Dans certains cas, le gouvernement responsable de l'introduction accidentelle d'un ravageur a volontairement fourni un financement pour monter une campagne de protection ou d'élimination. Or, il s'agit là d'un élément qui doit faire l'objet de négociations bilatérales et qui n'est pas requis par les accords internationaux actuellement en vigueur. Les organismes donateurs fournissent parfois un financement pour la mise en uvre d'un programme régional d'élimination de ravageurs ou des activités semblables, par exemple pour l'élimination de la mouche des fruits dans les Caraïbes. Des programmes tendant à éliminer des espèces exotiques de zones protégées ou d'environnements fragiles ou pour réaliser d'autres activités de protection phytosanitaire ont également été financés par différentes associations environnementales, y compris le Fonds pour l'environnement mondial (FEM). La CE a été parmi ceux qui défendent le plus énergiquement le principe du «pollueur-payeur» en ce qui concerne les risques sanitaires et phytosanitaires. Les États membres de la CE ont mis en place un mécanisme de recouvrement des coûts dus à la négligence d'un autre État membre qui aurait manqué de s'acquitter de ses obligations dans ce domaine. D'autres mécanismes d'indemnisation pourront être mis en place dans le cadre de la Convention sur la diversité biologique lorsque les agents publics d'un pays ne prennent pas les mesures phytosanitaires qui s'imposent pour prévenir l'apparition d'un nouveau ravageur ou, dans le contexte du Protocole de Cartagena sur la contrôle des risques biotechnologiques, lorsqu'un organisme vivant modifié est libéré dans l'environnement. Le concept de responsabilité juridiquement contraignante est nouveau dans ce domaine, mais il faudra attendre quelques années encore pour que la personne physique ou morale ou le gouvernement responsable de l'entrée d'un ravageur ou de l'apparition d'une maladie prenne à sa charge le coût des dommages ainsi causés.

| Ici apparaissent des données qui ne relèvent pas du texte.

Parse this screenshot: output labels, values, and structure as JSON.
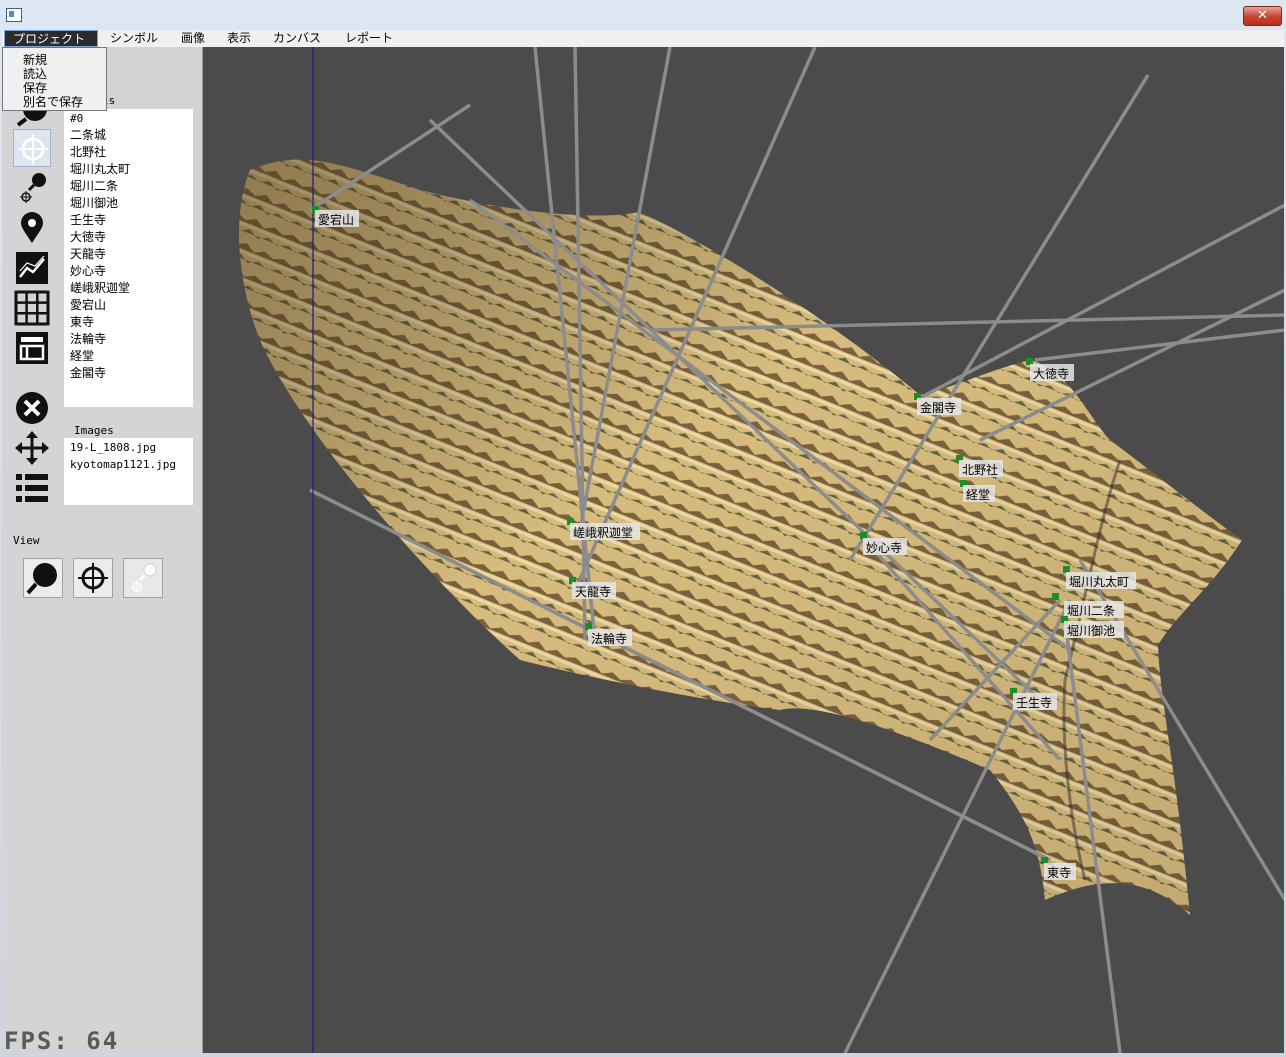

La question de savoir qui doit payer pour ces services se pose également au plan national. Habituellement, ce sont les deniers publics qui financent les programmes nationaux de quarantaine, d'inspection des plantes et des animaux, d'élimination des ravageurs et des maladies et d'autres programmes sanitaires et phytosanitaires. La justification économique d'un tel financement par les pouvoirs publics est développée dans d'autres publications48. Certains pays perçoivent néanmoins des droits d'utilisation pour couvrir le coût d'activités dont les bénéficiaires peuvent être clairement identifiés. C'est ainsi, par exemple, que le Costa Rica a réussi à recouvrer intégralement le coût des services phytosanitaires. La perception de droits d'utilisation est particulièrement fréquente dans le cas des programmes de certification des exportations étant donné que leurs bénéficiaires peuvent être identifiés très facilement et que cette activité ressemble davantage à un programme de promotion des exportations plutôt qu'à un programme de réduction des risques pour les consommateurs dans le pays producteur.
Une autre source de financement possible pour la protection zoosanitaire et phytosanitaire peut être celle des pénalités imposées en cas d'inobservation des normes ou la perception de dommages-intérêts. Toutefois, les amendes et pénalités n'ont pas été systématiquement utilisées pour promouvoir une application effective des normes car leur inobservation est parfois difficile à prouver. Comme les tendances sont à l'austérité budgétaire, que les moyens de surveillance se sont améliorés et que les systèmes de quarantaine sont de plus en plus sollicités, la situation pourrait changer.